Saat Tidur, Dua Warga Labuan Aji Tarano Diserang Anjing Gila

SUMBAWA BESAR, SR (10/2/2019)

Suasana tenang di kediaman Syaifullah warga Desa Labuan Aji Kecamatan Tarano Kabupaten Sumbawa, Minggu (10/2) pagi ini seketika gaduh. Tiba-tiba seekor anjing yang diduga kuat terjangkit Rabies masuk ke rumah menyerang Syaifullah dan anaknya yang sedang tidur. Akibatnya Syaifullah mengalami luka gigitan di pergelangan tangan, sedangkan pustrinya, Desi yang masih duduk di bangku kelas 6 SD terluka di bagian jari tangannya. Syaifullah langsung membawa anaknya ke Puskesmas Tarano yang berjarak sekitar 100 meter dari rumahnya. Sedangkan anjing gila tersebut mati dibantai warga. Kini kedua korban gigitan anjing gila ini masih dalam perawatan medis.

Dihubungi SAMAWAREA, Syaifullah menuturkan, kasus itu terjadi tadi pagi sekitar pukul 06.30 Wita. Saat itu dia bersama anaknya sedang tidur. Dia terjaga setelah mendengar teriakan istrinya yang saat itu sedang bersih-bersih rumah bahwa ada anjing masuk. “Saya mengira itu anjing yang sedang mencari makan, saya hanya mengusirnya dengan suara,” kata Syaifullah.
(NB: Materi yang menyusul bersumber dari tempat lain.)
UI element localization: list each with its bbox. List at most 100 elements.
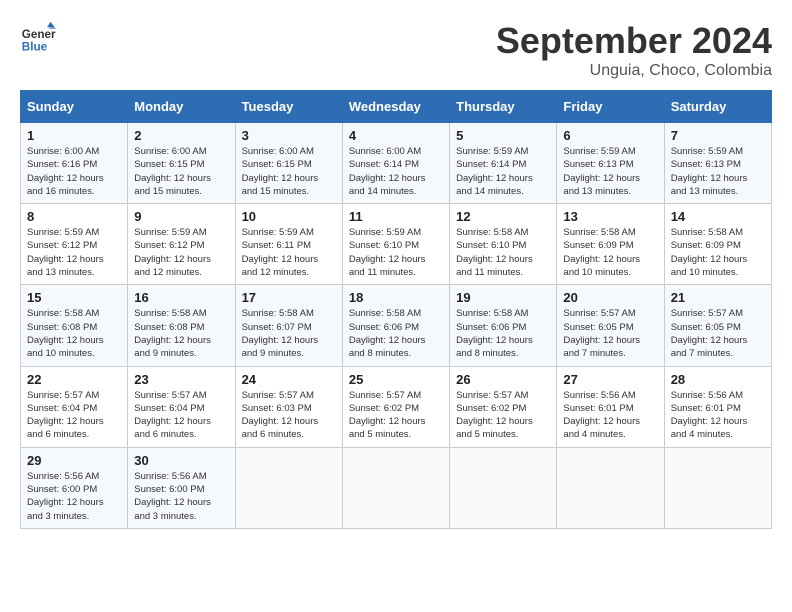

Tanpa diduga anjing itu langsung loncat ke tempat tidur menyerangnya yang saat itu masih di dalam selimut. Tentu saja serangan mendadak ini membuatnya kaget, sehingga terjadi pergumulan hebat. Syaifullah yang tangannya tergigit, langsung membanting anjing tersebut di lantai kamarnya. Bukannya kabur, anjing itu malah mengamuk kembali menyerang. Kali ini yang diserang anak korban. Akhirnya Syaifullah mencekik anjing gila itu lalu membantingnya di luar rumah. Warga yang mengetahui kejadian itu langsung berdatangan dan membunuh anjing tersebut. “Saya langsung melarikan anak saya ke puskesmas,” ujarnya.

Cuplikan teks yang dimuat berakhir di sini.